Son los cofrades del todo mal. Aquí. Y del todo bien, allende nuestras fronteras. O al revés. Sin atender a que en todos lados cuecen habas y que en ningún lugar es oro todo lo que reluce. Algunos aprovechan la atalaya que les proporciona un micrófono, una plataforma digital o las redes sociales para sentar su particular cátedra. No se rinden ante la evidencia y buscan las vueltas que sean necesarias para justificarse. Las mismas vueltas que darían para defender la postura antagónica, si fuera necesario, aunque solo sea para sobresalir.

En una sociedad democrática todo el mundo tiene derecho a opinar faltaría más. Incluso el que esto suscribe. Pero no todas las opiniones pueden ser tenidas en consideración ni gozar del mismo crédito.

Son expertos en la teoría, pero poco de ensuciarse con Louis XIII, de usar el decapador, de estrujarse las neuronas cuadrando balances o de redactar certificados y saludas. Se saben todas las marchas de Braña de memoria, el año de composición y la imagen a la que está dedicada, o, por el contrario, exigen participar en la confección de la cruceta musical introduciendo las marchas que tienen en sus tres o cuatro CD, pero no tienen ni idea de lo que cuesta mantener una formación musical durante todo un año. O ser constantes en los ensayos. Estar solo en las de arena y casi nunca en las de cal.

Pero se permiten el lujo de posicionarse en contra de lo establecido, en una especie de anarquía cofradiera difícil de digerir a estas alturas. Sobre todo, porque cada vez es más evidente que un cofrade tiene su razón de ser en el ejercicio de su vocación. Sin embargo, últimamente parece que se ha puesto de moda la contemplación virtual y son más cada vez los que piensan que para qué hacer, pudiendo opinar.

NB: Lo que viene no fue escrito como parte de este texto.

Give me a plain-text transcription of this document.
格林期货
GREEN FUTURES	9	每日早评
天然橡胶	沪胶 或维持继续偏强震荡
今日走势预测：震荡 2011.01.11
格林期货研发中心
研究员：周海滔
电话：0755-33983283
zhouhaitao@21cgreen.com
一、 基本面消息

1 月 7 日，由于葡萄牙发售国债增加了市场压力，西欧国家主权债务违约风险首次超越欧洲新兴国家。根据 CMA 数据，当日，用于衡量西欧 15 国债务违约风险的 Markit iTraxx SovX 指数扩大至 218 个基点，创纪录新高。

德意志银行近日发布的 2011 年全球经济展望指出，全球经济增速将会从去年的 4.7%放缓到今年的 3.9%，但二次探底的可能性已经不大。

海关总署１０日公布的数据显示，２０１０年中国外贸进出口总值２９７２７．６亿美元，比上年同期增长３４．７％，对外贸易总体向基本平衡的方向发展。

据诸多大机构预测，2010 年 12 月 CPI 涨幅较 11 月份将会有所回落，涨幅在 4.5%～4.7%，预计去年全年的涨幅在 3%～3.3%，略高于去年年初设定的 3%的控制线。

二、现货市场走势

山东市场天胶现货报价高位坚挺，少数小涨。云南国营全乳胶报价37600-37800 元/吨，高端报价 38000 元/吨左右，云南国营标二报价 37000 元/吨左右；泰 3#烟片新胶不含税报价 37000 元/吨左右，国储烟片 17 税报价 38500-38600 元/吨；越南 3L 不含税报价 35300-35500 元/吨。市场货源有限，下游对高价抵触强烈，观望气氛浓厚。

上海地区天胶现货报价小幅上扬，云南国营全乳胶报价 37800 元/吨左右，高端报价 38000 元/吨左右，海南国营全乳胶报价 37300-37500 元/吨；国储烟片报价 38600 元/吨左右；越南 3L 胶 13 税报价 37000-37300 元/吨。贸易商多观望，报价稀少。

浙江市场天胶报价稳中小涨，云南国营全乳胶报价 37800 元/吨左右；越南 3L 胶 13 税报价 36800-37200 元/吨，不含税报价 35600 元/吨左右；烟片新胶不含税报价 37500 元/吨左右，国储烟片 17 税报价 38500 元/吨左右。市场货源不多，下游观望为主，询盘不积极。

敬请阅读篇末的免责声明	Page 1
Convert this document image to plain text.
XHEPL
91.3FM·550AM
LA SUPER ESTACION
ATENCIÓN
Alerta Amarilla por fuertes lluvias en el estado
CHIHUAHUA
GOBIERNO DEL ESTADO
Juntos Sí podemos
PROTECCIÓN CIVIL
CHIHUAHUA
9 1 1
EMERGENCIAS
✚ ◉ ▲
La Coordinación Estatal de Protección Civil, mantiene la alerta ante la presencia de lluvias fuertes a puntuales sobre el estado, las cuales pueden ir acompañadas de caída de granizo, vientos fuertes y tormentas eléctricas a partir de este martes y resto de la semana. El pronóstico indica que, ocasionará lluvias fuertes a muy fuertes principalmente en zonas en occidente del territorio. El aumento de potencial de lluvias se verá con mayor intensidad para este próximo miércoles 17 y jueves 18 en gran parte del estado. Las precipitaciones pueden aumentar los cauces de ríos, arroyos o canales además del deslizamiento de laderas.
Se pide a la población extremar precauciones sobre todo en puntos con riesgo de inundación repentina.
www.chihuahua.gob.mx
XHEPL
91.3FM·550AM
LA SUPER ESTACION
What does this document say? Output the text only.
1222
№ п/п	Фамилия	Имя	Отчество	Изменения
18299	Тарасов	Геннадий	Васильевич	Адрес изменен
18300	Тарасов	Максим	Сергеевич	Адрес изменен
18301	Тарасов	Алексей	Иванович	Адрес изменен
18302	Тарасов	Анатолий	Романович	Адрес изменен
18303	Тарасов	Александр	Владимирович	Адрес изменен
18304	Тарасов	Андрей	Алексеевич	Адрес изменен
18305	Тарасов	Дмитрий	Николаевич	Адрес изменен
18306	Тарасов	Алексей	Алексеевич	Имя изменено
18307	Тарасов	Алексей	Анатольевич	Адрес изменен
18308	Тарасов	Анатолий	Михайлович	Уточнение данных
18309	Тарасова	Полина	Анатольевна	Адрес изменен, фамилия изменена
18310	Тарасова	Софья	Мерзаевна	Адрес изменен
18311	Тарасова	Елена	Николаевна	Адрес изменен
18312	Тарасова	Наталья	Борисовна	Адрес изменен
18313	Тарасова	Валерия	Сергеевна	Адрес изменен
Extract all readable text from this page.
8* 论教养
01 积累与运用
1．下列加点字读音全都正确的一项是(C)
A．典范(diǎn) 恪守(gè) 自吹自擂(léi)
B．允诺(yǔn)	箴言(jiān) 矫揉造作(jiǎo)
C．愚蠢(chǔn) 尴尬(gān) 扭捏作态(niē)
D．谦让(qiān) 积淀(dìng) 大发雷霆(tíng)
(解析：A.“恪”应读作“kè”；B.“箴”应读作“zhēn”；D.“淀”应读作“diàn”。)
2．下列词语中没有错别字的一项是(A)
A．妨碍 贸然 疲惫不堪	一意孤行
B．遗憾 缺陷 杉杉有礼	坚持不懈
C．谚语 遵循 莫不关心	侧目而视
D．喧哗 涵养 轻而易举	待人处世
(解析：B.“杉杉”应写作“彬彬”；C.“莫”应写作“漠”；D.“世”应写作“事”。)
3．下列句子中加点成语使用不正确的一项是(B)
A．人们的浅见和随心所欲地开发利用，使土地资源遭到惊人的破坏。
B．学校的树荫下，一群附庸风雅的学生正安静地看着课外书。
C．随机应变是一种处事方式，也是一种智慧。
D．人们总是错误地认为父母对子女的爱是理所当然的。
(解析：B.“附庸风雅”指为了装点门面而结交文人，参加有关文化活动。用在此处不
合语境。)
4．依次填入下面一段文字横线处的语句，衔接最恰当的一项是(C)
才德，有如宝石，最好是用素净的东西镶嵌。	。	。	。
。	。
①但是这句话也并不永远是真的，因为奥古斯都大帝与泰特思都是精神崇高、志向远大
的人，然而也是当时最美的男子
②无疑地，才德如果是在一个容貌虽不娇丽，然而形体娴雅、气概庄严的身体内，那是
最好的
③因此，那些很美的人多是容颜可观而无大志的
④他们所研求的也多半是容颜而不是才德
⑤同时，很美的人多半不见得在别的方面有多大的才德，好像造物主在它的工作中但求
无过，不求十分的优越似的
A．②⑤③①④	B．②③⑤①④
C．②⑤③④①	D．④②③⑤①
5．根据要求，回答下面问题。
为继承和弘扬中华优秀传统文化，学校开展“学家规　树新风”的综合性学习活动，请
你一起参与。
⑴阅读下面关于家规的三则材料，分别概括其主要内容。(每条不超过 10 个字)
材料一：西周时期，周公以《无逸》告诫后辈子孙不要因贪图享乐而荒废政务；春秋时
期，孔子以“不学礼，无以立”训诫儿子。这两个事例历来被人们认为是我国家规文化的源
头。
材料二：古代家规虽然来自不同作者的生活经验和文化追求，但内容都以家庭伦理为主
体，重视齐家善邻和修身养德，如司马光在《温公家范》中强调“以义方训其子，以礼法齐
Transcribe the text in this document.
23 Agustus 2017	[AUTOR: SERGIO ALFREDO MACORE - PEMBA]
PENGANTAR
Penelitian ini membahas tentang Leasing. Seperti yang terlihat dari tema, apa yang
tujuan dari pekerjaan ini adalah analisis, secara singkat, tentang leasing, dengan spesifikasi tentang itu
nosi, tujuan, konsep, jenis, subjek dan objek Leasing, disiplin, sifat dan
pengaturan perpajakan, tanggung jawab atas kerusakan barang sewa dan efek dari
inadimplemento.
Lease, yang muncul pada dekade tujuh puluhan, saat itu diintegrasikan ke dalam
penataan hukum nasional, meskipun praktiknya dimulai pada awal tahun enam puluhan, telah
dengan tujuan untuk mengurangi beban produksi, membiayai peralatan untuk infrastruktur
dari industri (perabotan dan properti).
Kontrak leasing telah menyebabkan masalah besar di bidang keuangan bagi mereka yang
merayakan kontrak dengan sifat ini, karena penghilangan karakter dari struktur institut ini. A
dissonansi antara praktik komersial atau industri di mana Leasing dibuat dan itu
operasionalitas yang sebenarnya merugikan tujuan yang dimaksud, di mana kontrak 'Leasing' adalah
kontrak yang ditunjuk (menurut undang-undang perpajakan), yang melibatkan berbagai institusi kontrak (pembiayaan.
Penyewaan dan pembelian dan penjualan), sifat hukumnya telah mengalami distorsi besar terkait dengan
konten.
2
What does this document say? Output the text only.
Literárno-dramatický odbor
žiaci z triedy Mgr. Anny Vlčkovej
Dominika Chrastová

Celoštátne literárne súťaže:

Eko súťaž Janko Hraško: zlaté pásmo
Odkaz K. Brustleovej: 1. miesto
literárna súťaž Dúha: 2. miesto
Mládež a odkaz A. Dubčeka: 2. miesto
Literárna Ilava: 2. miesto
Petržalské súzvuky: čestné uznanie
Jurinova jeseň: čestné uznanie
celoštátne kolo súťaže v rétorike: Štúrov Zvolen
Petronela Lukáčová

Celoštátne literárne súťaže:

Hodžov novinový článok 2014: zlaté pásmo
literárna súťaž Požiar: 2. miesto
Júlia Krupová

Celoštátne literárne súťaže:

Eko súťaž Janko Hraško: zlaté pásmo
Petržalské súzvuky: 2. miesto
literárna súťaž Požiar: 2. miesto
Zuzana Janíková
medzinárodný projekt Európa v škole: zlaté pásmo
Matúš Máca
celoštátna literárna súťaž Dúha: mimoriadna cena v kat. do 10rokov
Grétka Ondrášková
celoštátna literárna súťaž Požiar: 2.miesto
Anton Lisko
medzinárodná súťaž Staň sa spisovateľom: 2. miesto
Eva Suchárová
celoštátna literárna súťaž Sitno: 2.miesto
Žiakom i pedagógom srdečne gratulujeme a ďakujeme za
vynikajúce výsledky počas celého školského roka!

Que para qué involucrarse teniendo Twitter o Facebook, donde hay quien pretende dar lecciones sin dar ejemplo. Una tendencia peligrosa, puesto que si termina imponiéndose, puede llegar un día en el que no haya nada que contemplar ni de lo que opinar.

En una sociedad tan acostumbrada a crear ídolos de barro y a destruir obras duraderas, con la facilidad con la que se escribe y publica un simple tuit o se envía un whatsapp a un grupo buscando la aprobación en la crítica, la mofa o el insulto, los cofrades de verdad tenemos la obligación de defender todos los días los valores que nos inspiran, como aval para la convivencia, y en busca de la excelencia cofrade, respondiendo con transparencia y la firmeza que nos proporciona la fe. Los pilares en los que asentar nuestra actividad están bien definidos y son sólidos. Otros pueden resultar más atractivos en apariencia, pero son endebles y terminan por venirse abajo con el tiempo. Una vida consecuente, siempre convence.

Esas bases tienen que ser especialmente resistentes ahora, que la pandemia nos sacude. Ha sido un año lleno de retos sin precedentes para las cofradías, que les ha obligado a encontrar nuevas fórmulas de acercar la devoción aun estando lejos o poniendo el acento en la atención de quienes más lo necesitan a través de la acción social cofrade. Los cofrades, los de verdad, han demostrado que incluso cuando todo cambia, al amor por lo que hacen continúa inalterable. Y eso, cuando toca reinventarse, será lo realmente decisivo para su supervivencia.